Dutch photographer Gerco de Ruijter recently got in touch with an extraordinary series of aerial photographs called Baumschule—some of which, he explains, were taken using a camera mounted on a fishing rod.
The series features "32 photographs of tree nurseries and grid forests in the Netherlands."
[Image: 010 by Gerco de Ruijter, 28" x 28", from Baumschule (2008-2010), courtesy of the artist].
"How abstract can a landscape become while remaining a landscape?" de Ruijter asked himself. "I tried to find the answer to this question during extended travels, by searching for a fully natural landscape, not manmade, and lacking any cultural presence. I found these 'natural-born' sites in New Mexico—deserts formed by rocks and sand and all forms of erosion. A barren landscape, too, with scarce vegetation."
[Image: 014 by Gerco de Ruijter, 28" x 28", from Baumschule (2008-2010), courtesy of the artist].
But this same research—a quest for a kind of inhuman authenticity of the surrounding terrain—eventually brought him to the hyper-artificial landscapes of tree farms and nurseries in the Netherlands.
[Image: 005 by Gerco de Ruijter, 28" x 28", from Baumschule (2008-2010), courtesy of the artist].
He thus set about visually documenting what he calls "the Dutch culturally defined landscape":
- The Dutch landscape was efficiently drawn with functionality in mind on the drawing boards of urban and rural planners. Tulip fields, hothouses, land worked by farmers on tractors with their GPS handy.
[Image: 009 by Gerco de Ruijter, 28" x 28", from Baumschule (2008-2010), courtesy of the artist].
Returning to the original question—"How abstract can a landscape become while remaining a landscape?"—de Ruijter suggests that "all of these objects arranged to form rows create a new form of abstraction, not because of the image’s emptiness but, to the contrary, because of the presence of so many 'things,' and their patterns and rhythms," as if we could farm and harvest barcodes directly from the ground.
[Images: 007 and 032, all by Gerco de Ruijter, 28" x 28", from Baumschule (2008-2010), courtesy of the artist].
Indeed, "I found an enormous variety of visual elements," he adds. "They show up not just because of the different seasons, but also through the stratification of the land. Trees, soil, holes. The combination of a tight grid and the camera’s central perspective results in a distinct depth, while on a cloudy day fore and background may slide into each other."
[Image: 002 by Gerco de Ruijter, 28" x 28", from Baumschule (2008-2010), courtesy of the artist].
To take these photos, de Ruijter used both kite photography and even "a long fishing rod."
He describes how the process worked: "On top of this rod is a 2.5" x 2.5" camera with a wide-angle lens. A self-timer is adjusted to give me enough time to telescope the rod and manoeuver the camera above the subject. The frame of the image begins in front of my own shoes and measures roughly 30' x 30'."

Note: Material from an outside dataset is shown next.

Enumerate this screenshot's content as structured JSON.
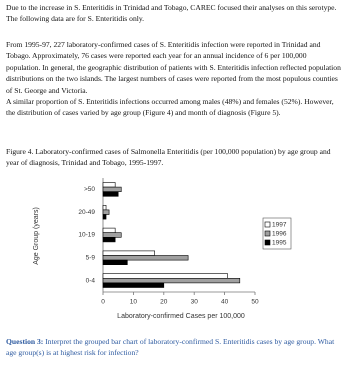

[Image: 001 by Gerco de Ruijter, 28" x 28", from Baumschule (2008-2010), courtesy of the artist].
It is fascinating to see, though, when the arboreal vitality of the trees overcomes the grid they're planted in, to become fractally expressive of a different formal logic, one that exceeds any agricultural formatting of the landscape.
[Image: 028 by Gerco de Ruijter, 28" x 28", from Baumschule (2008-2010), courtesy of the artist].
I should also point out that I recently found some great views of a tree farm on Google Maps, a strangely dot-matrix landscape that appears more cryptographic than botanical—an emergent garden of living QR codes.
[Image: 008 by Gerco de Ruijter, 28" x 28", from Baumschule (2008-2010), courtesy of the artist, a great example of how the "fore and background may slide into each other," as the photographer describes it].
Gerco de Ruijter's Baumschule series is currently on display in its entirety at the Stedelijk Museum Schiedam, where it opened last week. It closes on April 10.